I just read the article by D.T. Wright that has been posted on the First Baptist Moorestown Facebook site. He reminds us that as Christians, it’s not our job to have answers to the questions about why bad things happen to good people, and vice versa.
He recalls to us the Psalms of Lament, and lets us know that weeping and wailing and gnashing of teeth are perfectly normal and acceptable ways to respond in tough times of grief and loss.
But most of those prayers of lament end with hope in God. They remind us that God has been faithful in the past, so why would God stop doing that now?
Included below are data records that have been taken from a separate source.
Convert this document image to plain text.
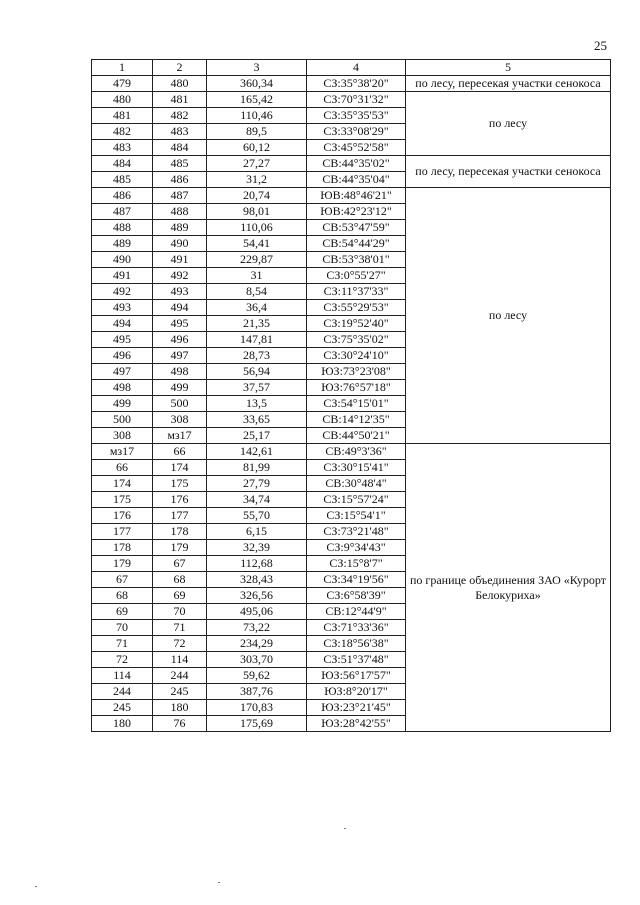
25
1	2	3	4	5
479	480	360,34	СЗ:35°38'20"	по лесу, пересекая участки сенокоса
480	481	165,42	СЗ:70°31'32"	по лесу
481	482	110,46	СЗ:35°35'53"	
482	483	89,5	СЗ:33°08'29"	
483	484	60,12	СЗ:45°52'58"	
484	485	27,27	СВ:44°35'02"	по лесу, пересекая участки сенокоса
485	486	31,2	СВ:44°35'04"	
486	487	20,74	ЮВ:48°46'21"	по лесу
487	488	98,01	ЮВ:42°23'12"	
488	489	110,06	СВ:53°47'59"	
489	490	54,41	СВ:54°44'29"	
490	491	229,87	СВ:53°38'01"	
491	492	31	СЗ:0°55'27"	
492	493	8,54	СЗ:11°37'33"	
493	494	36,4	СЗ:55°29'53"	
494	495	21,35	СЗ:19°52'40"	
495	496	147,81	СЗ:75°35'02"	
496	497	28,73	СЗ:30°24'10"	
497	498	56,94	ЮЗ:73°23'08"	
498	499	37,57	ЮЗ:76°57'18"	
499	500	13,5	СЗ:54°15'01"	
500	308	33,65	СВ:14°12'35"	
308	мз17	25,17	СВ:44°50'21"	
мз17	66	142,61	СВ:49°3'36"	по границе объединения ЗАО «Курорт Белокуриха»
66	174	81,99	СЗ:30°15'41"	
174	175	27,79	СВ:30°48'4"	
175	176	34,74	СЗ:15°57'24"	
176	177	55,70	СЗ:15°54'1"	
177	178	6,15	СЗ:73°21'48"	
178	179	32,39	СЗ:9°34'43"	
179	67	112,68	СЗ:15°8'7"	
67	68	328,43	СЗ:34°19'56"	
68	69	326,56	СЗ:6°58'39"	
69	70	495,06	СВ:12°44'9"	
70	71	73,22	СЗ:71°33'36"	
71	72	234,29	СЗ:18°56'38"	
72	114	303,70	СЗ:51°37'48"	
114	244	59,62	ЮЗ:56°17'57"	
244	245	387,76	ЮЗ:8°20'17"	
245	180	170,83	ЮЗ:23°21'45"	
180	76	175,69	ЮЗ:28°42'55"	
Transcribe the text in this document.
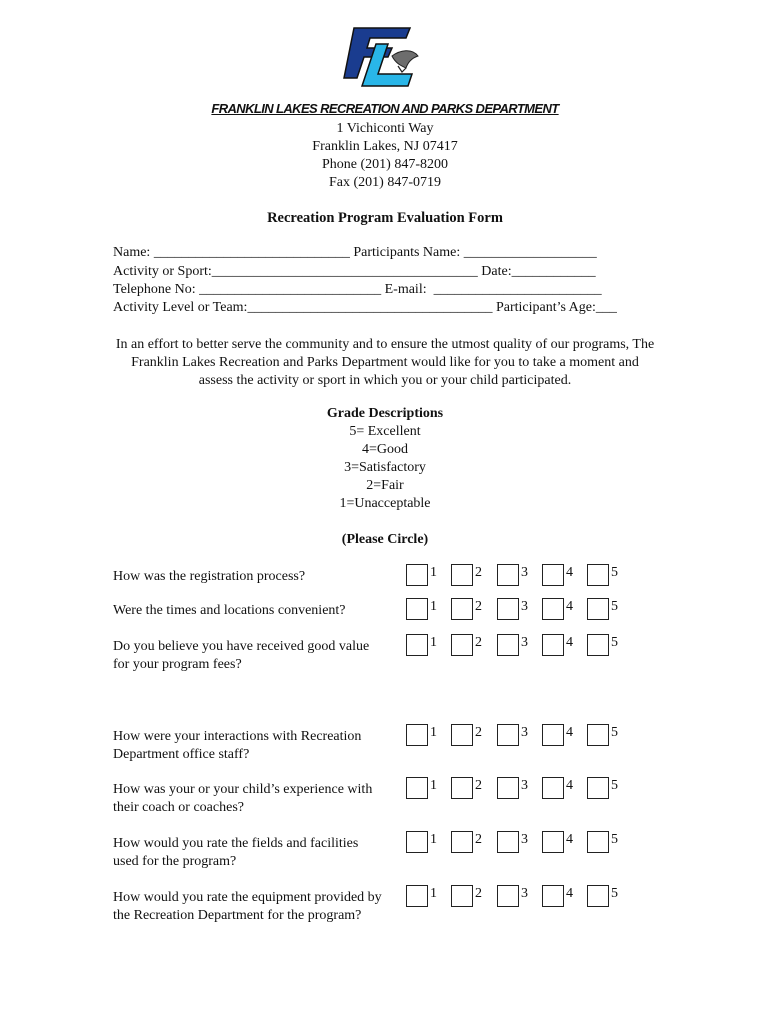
FRANKLIN LAKES RECREATION AND PARKS DEPARTMENT
1 Vichiconti Way
Franklin Lakes, NJ 07417
Phone (201) 847-8200
Fax (201) 847-0719
Recreation Program Evaluation Form
Name: ____________________________ Participants Name: ___________________
Activity or Sport:______________________________________ Date:____________
Telephone No: __________________________ E-mail:  ________________________
Activity Level or Team:___________________________________ Participant’s Age:___
In an effort to better serve the community and to ensure the utmost quality of our programs, The Franklin Lakes Recreation and Parks Department would like for you to take a moment and assess the activity or sport in which you or your child participated.
Grade Descriptions
5= Excellent
4=Good
3=Satisfactory
2=Fair
1=Unacceptable
(Please Circle)
How was the registration process?	1	2	3	4	5
Were the times and locations convenient?	1	2	3	4	5
Do you believe you have received good value
for your program fees?
1	2	3	4	5
How were your interactions with Recreation
Department office staff?
1	2	3	4	5
How was your or your child’s experience with
their coach or coaches?
1	2	3	4	5
How would you rate the fields and facilities
used for the program?
1	2	3	4	5
How would you rate the equipment provided by
the Recreation Department for the program?
1	2	3	4	5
All this reminded me of a children’s story I told in church many times. I called it “The Irritated
Oyster.” It starts with a question: Do you know how pearls are made? (Having a pearl as a prop
is always helpful!) Real pearls come from oysters, of course. Sometimes little grains of sand get
inside the oyster’s shell, and it irritates the poor little thing if it can’t be expelled. So God made oysters to be able to deal with the problem of sharp grains of sand by making them able to coat that grain with a smooth secretion. In the end, that irritating grain becomes a smooth, beautiful pearl. It’s something miserable and irritating being shaped into something lovely and good.
I know from experience, and I think you do, too, that this transformation from the worst thing that could happen to us to the best, most healthy thing, happens all the time. It has always seemed to me to be what God does.
It’s part of who God is.
So in these difficult times, we can lament and grieve with the psalmist. That’s where many of us are right now. There is necessary grief when that grain of sand is so sharp to the point of wounding. But with God, it’s never the end of things.
The oyster makes a lovely pearl, and God brings good out of evil. Many of us today are the pearls that started with a grain of sand.
Maybe that’s our job now - lamenting, not explaining, but lamenting our current situations. Then, not just stopping there, but keeping in mind always to look for what God is going to do with them. It has long been part of my faith that when something hard or weird or seemingly insurmountable happens in my life, my immediate prayerful response has always been, “Well, God, I can’t wait to see what you’re going to do with this one.” And then be ready to follow along.
As we wait together in hope and love, may the peace of Christ be with you.